YERELDE ÇÖZÜM ÜRETMEK GEREK
Özertan'ın ardından söz alan İzmir Ekonomi Üniversitesi Öğretim Üyesi Doç. Dr. Derya Nizam, İzmir'de tarım ve gıda konusundaki coğrafi işaretlemeler, yerelleşme ve kooperatifleşme üzerinde durdu. Nizam, coğrafi işaretlemelerin çoğunun yalnızca bir sertifika belgesi olmaktan öteye gidemediğine dikkat çekerek, “Coğrafi işaretlemeler ancak bir örgütlenme ve koruma modeli içerisinde gelişirse anlamlı sosyal çıktılara sahip olabilir. Bu, bir markalaşma meselesi değil, bir koruma meselesidir.” dedi. Tarımın endüstrileşirken coğrafyanın gıda ürünleri üzerindeki etkisinin değiştiğini belirten Nizam, “Tarımdaki endüstriyelleşme birçok toplumsal, ekonomik ve ekolojik sorunu beraberinde getiriyor. Endüstriyelleşmeye geç kalmış bölgeler, yerel kaynaklarını koruyabiliyorlar. Post-endüstriyel dönemde, yerelleşme tekrar ön plana çıkıyor ve bu bölgeler yerel ürünleriyle rant ekonomisinde yer almak istiyor. Türkiye'de bölgesel eşitsizlikleri derinleştiren bir gıda sistemi mevcut ve yerelleşmeyi bu çerçevede tartışmalıyız. Bazı bölgeler endüstrileşmişken, bazıları geç kalmış durumda; bu durum yerel değerler ve ürünler açısından farklılıklara yol açıyor. Yurtdışında ulusal düzeyde standartizasyon mevcutken, Türkiye'de küçük ölçekli üretim modeli oluşturulmaya çalışılıyor. Önemli olan yerelde politika yapabilmek, yerelleşebilmek, kooperatifleşmek ve kolektif bir bilinç oluşturabilmektir. Tarım, özel sektöre bırakılmayacak kadar kritik bir alan, ancak bunun için tarım sektörünün ekonomik olarak vazgeçilemeyecek bir sektör olarak kalması gerektiği aşikâr.”
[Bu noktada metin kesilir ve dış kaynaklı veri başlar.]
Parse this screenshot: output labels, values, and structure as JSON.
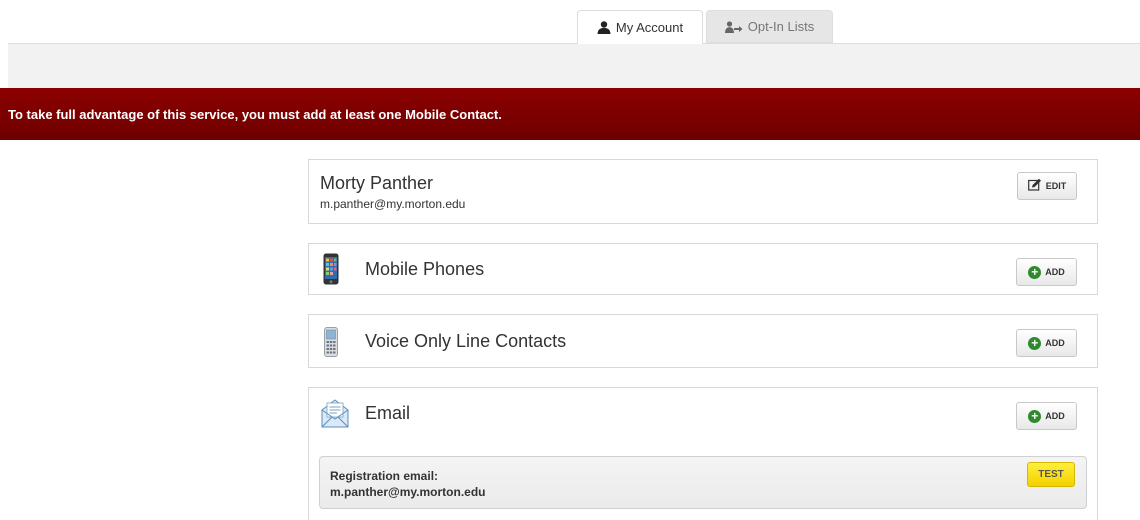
{
  "tabs": [
    {
      "label": "My Account",
      "icon": "user-icon",
      "active": true
    },
    {
      "label": "Opt-In Lists",
      "icon": "user-arrow-icon",
      "active": false
    }
  ],
  "alert": {
    "text": "To take full advantage of this service, you must add at least one Mobile Contact.",
    "color": "#8b0000"
  },
  "profile": {
    "name": "Morty Panther",
    "email": "m.panther@my.morton.edu",
    "edit_label": "EDIT"
  },
  "sections": {
    "mobile": {
      "title": "Mobile Phones",
      "icon": "smartphone-icon",
      "add_label": "ADD"
    },
    "voice": {
      "title": "Voice Only Line Contacts",
      "icon": "desk-phone-icon",
      "add_label": "ADD"
    },
    "email": {
      "title": "Email",
      "icon": "envelope-icon",
      "add_label": "ADD"
    }
  },
  "registration": {
    "label": "Registration email:",
    "email": "m.panther@my.morton.edu",
    "test_label": "TEST"
  },
  "colors": {
    "add_icon": "#2f8a2f",
    "test_button": "#ffe000"
  }
}
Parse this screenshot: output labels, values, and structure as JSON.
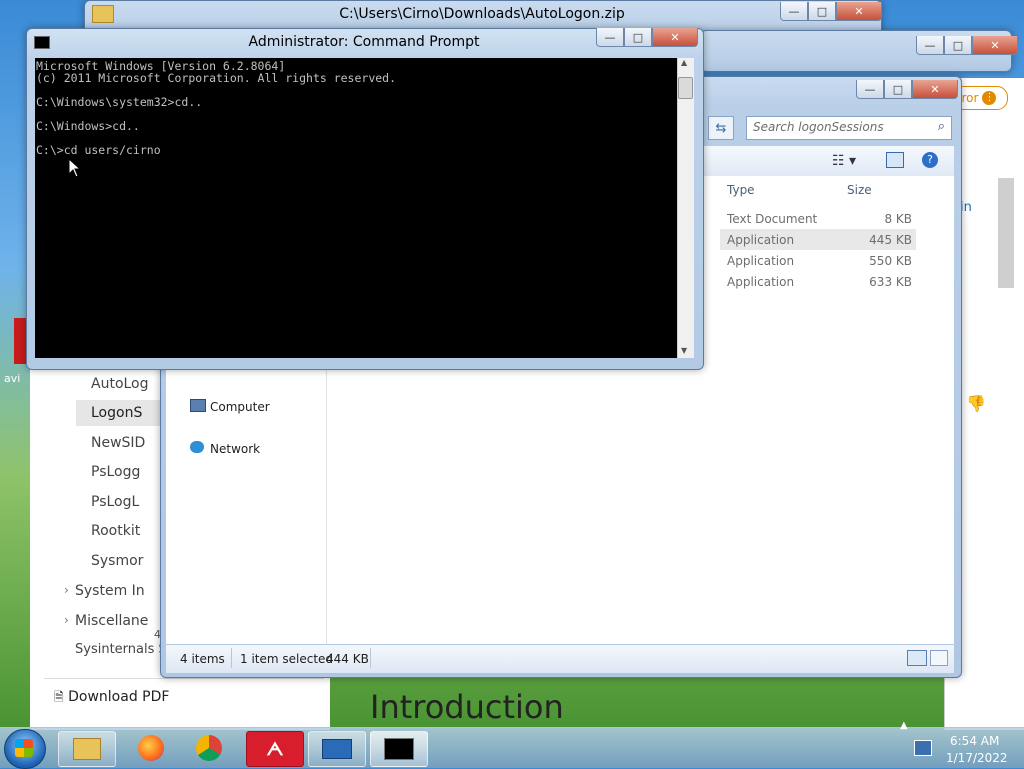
{
  "zip_window": {
    "title": "C:\\Users\\Cirno\\Downloads\\AutoLogon.zip"
  },
  "explorer": {
    "search_placeholder": "Search logonSessions",
    "columns": {
      "type": "Type",
      "size": "Size"
    },
    "rows": [
      {
        "type": "Text Document",
        "size": "8 KB"
      },
      {
        "type": "Application",
        "size": "445 KB"
      },
      {
        "type": "Application",
        "size": "550 KB"
      },
      {
        "type": "Application",
        "size": "633 KB"
      }
    ],
    "nav": {
      "computer": "Computer",
      "network": "Network"
    },
    "status": {
      "items": "4 items",
      "selected": "1 item selected",
      "selected_size": "444 KB"
    }
  },
  "cmd": {
    "title": "Administrator: Command Prompt",
    "lines": [
      "Microsoft Windows [Version 6.2.8064]",
      "(c) 2011 Microsoft Corporation. All rights reserved.",
      "",
      "C:\\Windows\\system32>cd..",
      "",
      "C:\\Windows>cd..",
      "",
      "C:\\>cd users/cirno"
    ]
  },
  "browser_page": {
    "side_items": [
      "AutoLog",
      "LogonS",
      "NewSID",
      "PsLogg",
      "PsLogL",
      "Rootkit",
      "Sysmor"
    ],
    "side_groups": [
      "System In",
      "Miscellane",
      "Sysinternals S"
    ],
    "download_pdf": "Download PDF",
    "heading": "Introduction",
    "error_badge": "ror",
    "link_fragment": "in",
    "sidebar_count": "4"
  },
  "taskbar": {
    "time": "6:54 AM",
    "date": "1/17/2022"
  },
  "desktop": {
    "label_left": "avi"
  }
}
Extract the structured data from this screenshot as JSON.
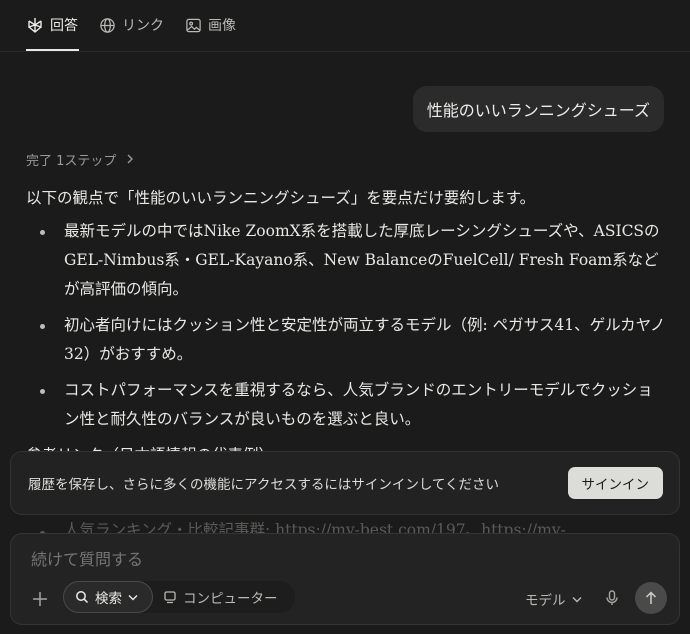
{
  "tabs": [
    {
      "label": "回答",
      "icon": "perplexity-logo-icon",
      "active": true
    },
    {
      "label": "リンク",
      "icon": "globe-icon",
      "active": false
    },
    {
      "label": "画像",
      "icon": "image-icon",
      "active": false
    }
  ],
  "user_query": "性能のいいランニングシューズ",
  "steps": {
    "label": "完了 1ステップ",
    "icon": "chevron-right-icon"
  },
  "answer": {
    "intro": "以下の観点で「性能のいいランニングシューズ」を要点だけ要約します。",
    "bullets": [
      "最新モデルの中ではNike ZoomX系を搭載した厚底レーシングシューズや、ASICSのGEL-Nimbus系・GEL-Kayano系、New BalanceのFuelCell/ Fresh Foam系などが高評価の傾向。",
      "初心者向けにはクッション性と安定性が両立するモデル（例: ペガサス41、ゲルカヤノ32）がおすすめ。",
      "コストパフォーマンスを重視するなら、人気ブランドのエントリーモデルでクッション性と耐久性のバランスが良いものを選ぶと良い。"
    ],
    "ref_heading": "参考リンク（日本語情報の代表例）",
    "faded_item": "人気ランキング・比較記事群: https://my-best.com/197、https://my-"
  },
  "signin_banner": {
    "text": "履歴を保存し、さらに多くの機能にアクセスするにはサインインしてください",
    "button": "サインイン"
  },
  "composer": {
    "placeholder": "続けて質問する",
    "search_mode": "検索",
    "computer_mode": "コンピューター",
    "model_label": "モデル"
  },
  "colors": {
    "background": "#1b1b1b",
    "bubble": "#2b2b2b",
    "banner": "#222222",
    "button": "#dcdcd8"
  }
}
TÜRKİYE'DE GİZLİ AÇLIĞI FARK EDEN YOK
Panelin son konuşmacısı Sabancı Üniversitesi Öğretim Üyesi Prof. Dr. Zafer Yenal, tarımsal üretim ile gastronomi arasındaki ilişkiye dikkat çekti. Yenal, gıda güvencesi ve egemenliği konularının giderek daha fazla önem kazanacağına dikkat çekerek, “İzmir, tarım konusuna önem veren bir şehir. Bu alandaki çalışmalar uzun süreli ve örgütlenerek yapılmış. Takas şenlikleri, karakılçık buğdayının korunması bu çalışmalara örnek olarak gösterilebilir. İzmir'in hikayesi kurumsallaşma ile ortaya çıkmış ve bunun kentin avantajlarından biri olduğunu ifade edebilirim. Ancak bahsettiğim hikaye tehdit altında. Zira 15-20 yıl içinde küresel ısınmanın etkisi ile İzmir'de yağışlar yarı yarıya azalacak. Bu durumda hangi yöntemlerle neleri nasıl üreteceğiz? Yağmurları nasıl toplayacağız? Uzun vadeli düşünmeliyiz. Dünya Sağlık Örgütü'ne göre şu anda beslenmeden kaynaklanan sağlık problemleri Türkiye'de orta düzeyde. Karbonhidrat ağırlıklı beslenme söz konusu, fakat yenilen ekmekte bile durum iç açıcı değil. Buğdayda bulunan mikro elementlerin eksikliği nedeniyle gizli açlık yaşanıyor. Bu gibi temel sorunlara çözümler üretmemiz elzem.” dedi.
Panel, konuşmaların ardından soru-cevap bölümü ile sona erdi.
NASIL BİR İZMİR PANELLERİ SÜRECEK
İzmir Büyükşehir Belediyesi İzmir Planlama Ajansı tarafından düzenlenen “Nasıl Bir İzmir” çalışması, iki haftada bir gerçekleştirilecek paneller ve bunları takip eden atölye çalışmaları ile devam edecek. Çalışmanın, Vizyon 2074 Çerçeve Belgesi'ne önemli çıktılar sağlaması bekleniyor.